The loss was widely expected after the bank said in June that it settled with mortgage bond investors for $8.5 billion and was taking more than $14 billion of other home loan-related charges in the quarter.
But the bank's results, including its shrinking interest income, underscore the difficulties Chief Executive Brian Moynihan faces even if the bank moves past its mortgage problems.
"It's a slow grind for them," said David Hendler, senior analyst at CreditSights in New York.
The bank's credit losses declined during the quarter and some businesses improved their performance, but the economy is not likely to improve much in the short term, Moynihan said on a conference call.
Given Bank of America's mortgage and interest income difficulties, it will not likely be able to boost its dividend for some time, analysts said.
The bank's loan book shrank, unlike many of its rivals, and the longer-term rates at which banks can lend are falling relative to the short-term rates at which banks borrow.
At Bank of America, these factors translated to a 13 percent decline in interest income and a sizable 0.17 percentage point decline in lending margins from the first quarter.
On a conference call, Chief Financial Officer Bruce Thompson said the bank was "pretty close" to the trough for net interest income, if it was not there already.
JPMorgan Chase & Co reported a similar shrinking in its lending margins last week, which pressured shares of many regional lenders. Analysts had expected rising interest rate margins to fuel higher bank earnings next year.
For the second quarter, Bank of America reported a net loss of $8.8 billion US, or 90 cents per share, compared with net income of $3.1 billion, or 27 cents per share, a year earlier. Analysts on average expected a loss of 90 cents per share, according to Thomson Reuters I/B/E/S.
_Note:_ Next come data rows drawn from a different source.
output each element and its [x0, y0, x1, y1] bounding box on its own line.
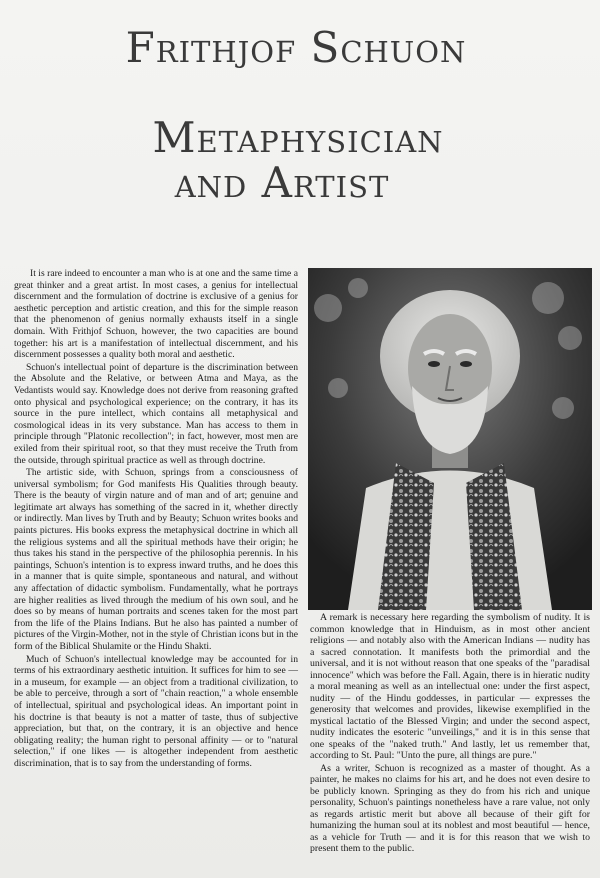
paragraph: The artistic side, with Schuon, springs from a consciousness of universal symbolism; for God manifests His Qualities through beauty. There is the beauty of virgin nature and of man and of art; genuine and legitimate art always has something of the sacred in it, whether directly or indirectly. Man lives by Truth and by Beauty; Schuon writes books and paints pictures. His books express the metaphysical doctrine in which all the religious systems and all the spiritual methods have their origin; he thus takes his stand in the perspective of the philosophia perennis. In his paintings, Schuon's intention is to express inward truths, and he does this in a manner that is quite simple, spontaneous and natural, and without any affectation of didactic symbolism. Fundamentally, what he portrays are higher realities as lived through the medium of his own soul, and he does so by means of human portraits and scenes taken for the most part from the life of the Plains Indians. But he also has painted a number of pictures of the Virgin-Mother, not in the style of Christian icons but in the form of the Biblical Shulamite or the Hindu Shakti. — [14, 467, 298, 652]
left-text-column — [14, 268, 298, 771]
title-subtitle-line1: Metaphysician — [152, 113, 444, 162]
title-name: Frithjof Schuon — [125, 23, 467, 72]
portrait-photo — [308, 268, 592, 610]
paragraph: It is rare indeed to encounter a man who is at one and the same time a great thinker and a great artist. In most cases, a genius for intellectual discernment and the formulation of doctrine is exclusive of a genius for aesthetic perception and artistic creation, and this for the simple reason that the phenomenon of genius normally exhausts itself in a single domain. With Frithjof Schuon, however, the two capacities are bound together: his art is a manifestation of intellectual discernment, and his discernment possesses a quality both moral and aesthetic. — [14, 268, 298, 361]
article-title — [0, 20, 600, 206]
right-text-column — [310, 612, 590, 856]
paragraph: Schuon's intellectual point of departure is the discrimination between the Absolute and the Relative, or between Atma and Maya, as the Vedantists would say. Knowledge does not derive from reasoning grafted onto physical and psychological experience; on the contrary, it has its source in the pure intellect, which contains all metaphysical and cosmological ideas in its very substance. Man has access to them in principle through "Platonic recollection"; in fact, however, most men are exiled from their spiritual root, so that they must receive the Truth from the outside, through spiritual practice as well as through doctrine. — [14, 361, 298, 466]
portrait-image — [308, 268, 592, 610]
paragraph: Much of Schuon's intellectual knowledge may be accounted for in terms of his extraordinary aesthetic intuition. It suffices for him to see — in a museum, for example — an object from a traditional civilization, to be able to perceive, through a sort of "chain reaction," a whole ensemble of intellectual, spiritual and psychological ideas. An important point in his doctrine is that beauty is not a matter of taste, thus of subjective appreciation, but that, on the contrary, it is an objective and hence obligating reality; the human right to personal affinity — or to "natural selection," if one likes — is altogether independent from aesthetic discrimination, that is to say from the understanding of forms. — [14, 653, 298, 769]
paragraph: As a writer, Schuon is recognized as a master of thought. As a painter, he makes no claims for his art, and he does not even desire to be publicly known. Springing as they do from his rich and unique personality, Schuon's paintings nonetheless have a rare value, not only as regards artistic merit but above all because of their gift for humanizing the human soul at its noblest and most beautiful — hence, as a vehicle for Truth — and it is for this reason that we wish to present them to the public. — [310, 762, 590, 854]
title-subtitle-line2: and Artist — [174, 158, 390, 207]
paragraph: A remark is necessary here regarding the symbolism of nudity. It is common knowledge that in Hinduism, as in most other ancient religions — and notably also with the American Indians — nudity has a sacred connotation. It manifests both the primordial and the universal, and it is not without reason that one speaks of the "paradisal innocence" which was before the Fall. Again, there is in hieratic nudity a moral meaning as well as an intellectual one: under the first aspect, nudity — of the Hindu goddesses, in particular — expresses the generosity that welcomes and provides, likewise exemplified in the mystical lactatio of the Blessed Virgin; and under the second aspect, nudity indicates the esoteric "unveilings," and it is in this sense that one speaks of the "naked truth." And lastly, let us remember that, according to St. Paul: "Unto the pure, all things are pure." — [310, 612, 590, 761]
On June 29, the bank said it would take big one-time charges in the quarter related to a settlement with private investors who demanded the bank repurchase toxic home loans held in mortgage-backed securities.
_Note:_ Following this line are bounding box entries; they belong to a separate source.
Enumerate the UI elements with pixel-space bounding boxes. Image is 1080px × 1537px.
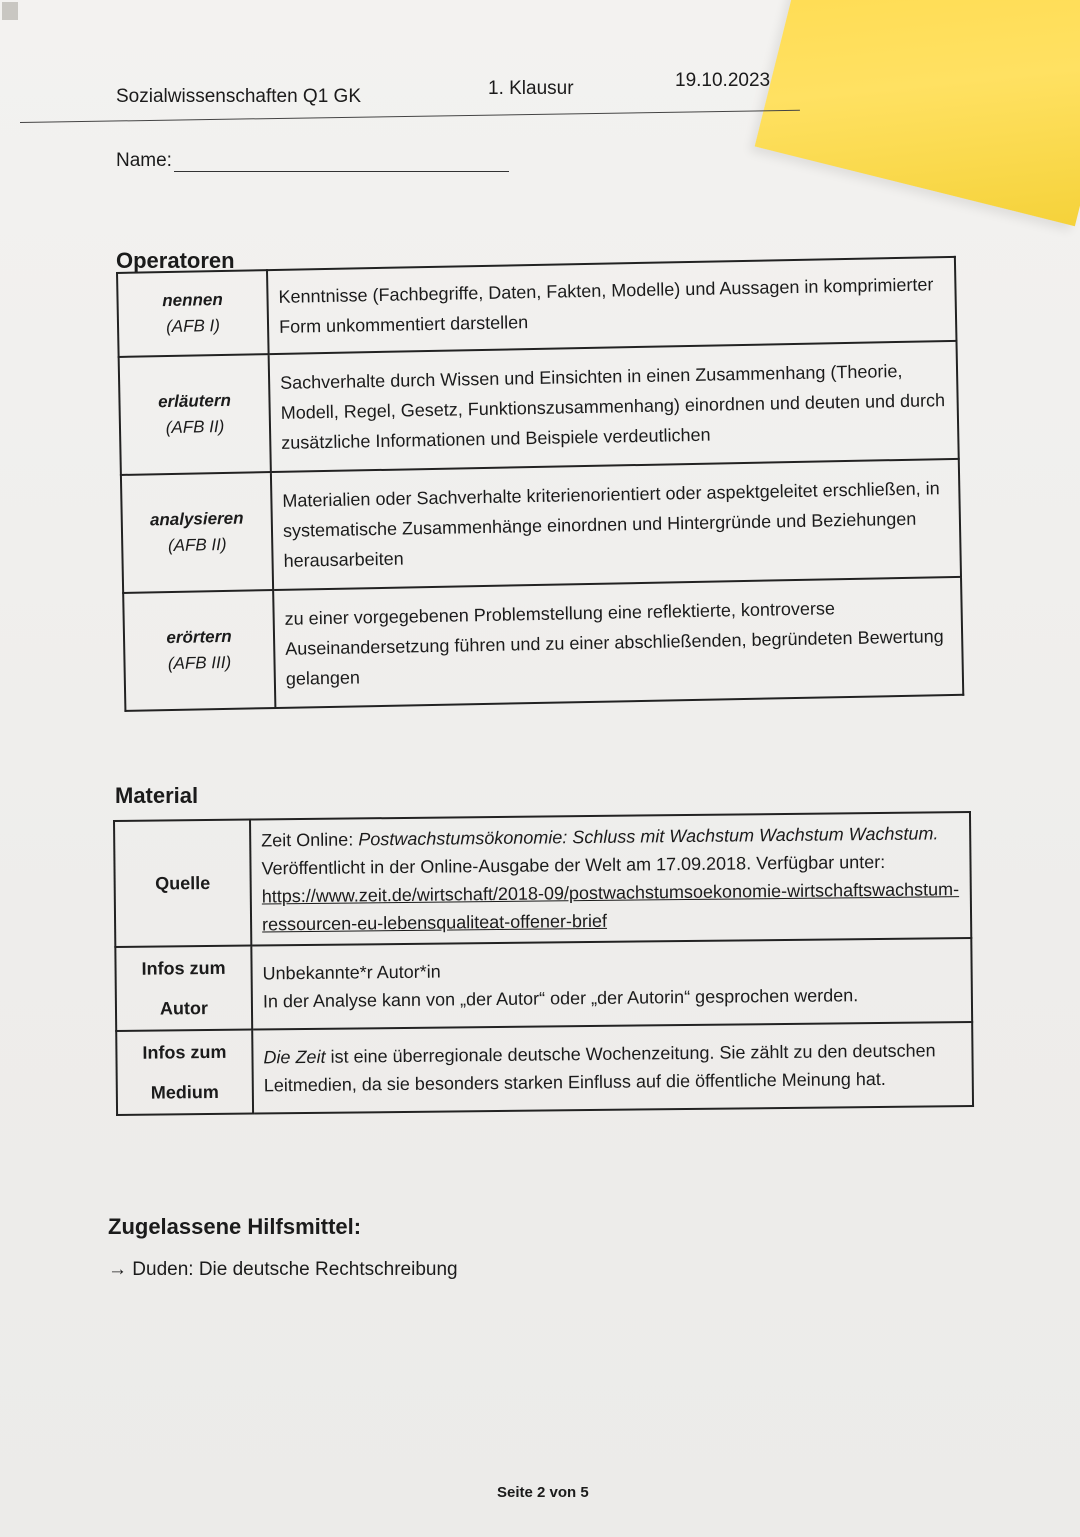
page-number: Seite 2 von 5 bbox=[497, 1484, 589, 1501]
table-row bbox=[115, 938, 972, 1031]
table-row bbox=[116, 1022, 973, 1115]
autor-label: Infos zum Autor bbox=[115, 946, 252, 1031]
operator-description: Kenntnisse (Fachbegriffe, Daten, Fakten, Modelle) und Aussagen in komprimierter Form unkommentiert darstellen bbox=[267, 257, 956, 354]
hilfsmittel-item: → Duden: Die deutsche Rechtschreibung bbox=[108, 1259, 458, 1280]
quelle-label: Quelle bbox=[114, 820, 251, 947]
table-row bbox=[119, 341, 959, 475]
material-title: Material bbox=[115, 783, 199, 808]
hilfsmittel-title: Zugelassene Hilfsmittel: bbox=[108, 1214, 362, 1239]
name-label: Name: bbox=[116, 150, 172, 171]
table-row bbox=[114, 812, 971, 947]
table-row bbox=[121, 459, 961, 593]
scan-mark bbox=[2, 2, 18, 20]
exam-header: 1. Klausur bbox=[488, 78, 574, 99]
sticky-note bbox=[755, 0, 1080, 226]
header-divider bbox=[20, 110, 800, 123]
medium-label: Infos zum Medium bbox=[116, 1030, 253, 1115]
table-row bbox=[117, 257, 956, 357]
quelle-value: Zeit Online: Postwachstumsökonomie: Schluss mit Wachstum Wachstum Wachstum. Veröffentlicht in der Online-Ausgabe der Welt am 17.09.2018. Verfügbar unter: https://www.zeit.de/wirtschaft/2018-09/postwachstumsoekonomie-wirtschaftswachstum-ressourcen-eu-lebensqualiteat-offener-brief bbox=[250, 812, 971, 946]
operator-term: erläutern (AFB II) bbox=[119, 354, 271, 475]
operator-description: Materialien oder Sachverhalte kriterienorientiert oder aspektgeleitet erschließen, in systematische Zusammenhänge einordnen und Hintergründe und Beziehungen herausarbeiten bbox=[271, 459, 961, 590]
material-table bbox=[113, 811, 974, 1116]
operator-term: analysieren (AFB II) bbox=[121, 472, 273, 593]
date-header: 19.10.2023 bbox=[675, 70, 771, 91]
operator-term: nennen (AFB I) bbox=[117, 270, 269, 357]
operatoren-table bbox=[116, 256, 964, 712]
subject-header: Sozialwissenschaften Q1 GK bbox=[116, 86, 362, 107]
name-row bbox=[116, 150, 509, 172]
operator-description: zu einer vorgegebenen Problemstellung eine reflektierte, kontroverse Auseinandersetzung führen und zu einer abschließenden, begründeten Bewertung gelangen bbox=[273, 577, 963, 708]
operator-term: erörtern (AFB III) bbox=[123, 590, 275, 711]
autor-value: Unbekannte*r Autor*in In der Analyse kann von „der Autor“ oder „der Autorin“ gesprochen werden. bbox=[251, 938, 972, 1030]
medium-value: Die Zeit ist eine überregionale deutsche Wochenzeitung. Sie zählt zu den deutschen Leitmedien, da sie besonders starken Einfluss auf die öffentliche Meinung hat. bbox=[252, 1022, 973, 1114]
operatoren-title: Operatoren bbox=[116, 248, 235, 273]
table-row bbox=[123, 577, 963, 711]
name-field[interactable] bbox=[174, 153, 509, 172]
source-link[interactable]: https://www.zeit.de/wirtschaft/2018-09/postwachstumsoekonomie-wirtschaftswachstum-ressourcen-eu-lebensqualiteat-offener-brief bbox=[261, 879, 960, 935]
operator-description: Sachverhalte durch Wissen und Einsichten in einen Zusammenhang (Theorie, Modell, Regel, Gesetz, Funktionszusammenhang) einordnen und deuten und durch zusätzliche Informationen und Beispiele verdeutlichen bbox=[269, 341, 959, 472]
Excluding the charges, the bank earned $3.7 billion, or 33 cents per share, in the second quarter.
CARDS, INVESTMENT BANKING IMPROVE
The results highlight that many of the bank's business units, most notably its credit card and investment banking units, are becoming more profitable.
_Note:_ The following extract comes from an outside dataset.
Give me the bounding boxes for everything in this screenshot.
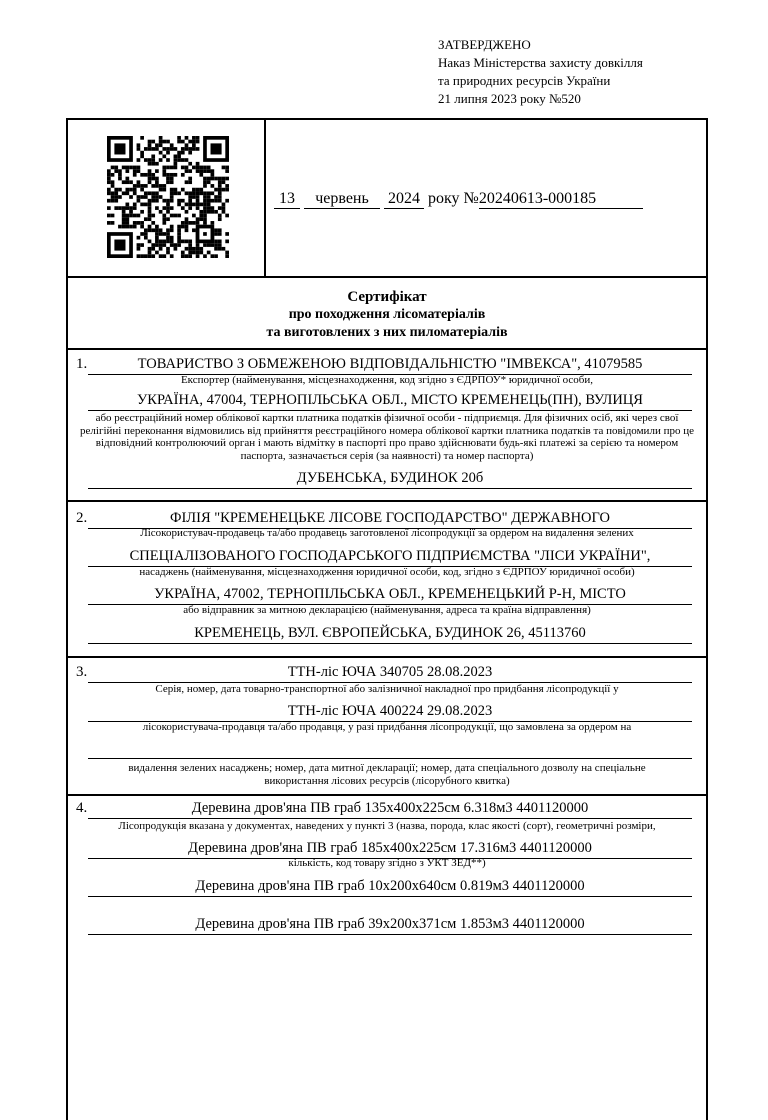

Global card services reported income of $2 billion, up from $826 million a year ago. Global banking and markets income rose to $1.6 billion from $1 billion.
Bank of America's consumer real estate services unit lost $14.2 billion in the quarter, continuing a series of losses for the business dating back to the 2008 financial crisis.
Overall, revenue tumbled 54 percent to $13.5 billion because of a provision taken as part of the mortgage settlement. Excluding that, revenue was $26.5 billion.
Like its peers, including JPMorgan and Citigroup Inc., Bank of America reported improving credit quality as loan losses declined.
At Bank of America, net charge-offs—loans the bank is writing off—declined for the fifth straight quarter, and the bank lowered its loan loss provision.
Earlier this year, the Federal Reserve denied permission for Bank of America to raise its dividend later this year. The bank pays 1 cent per share quarterly.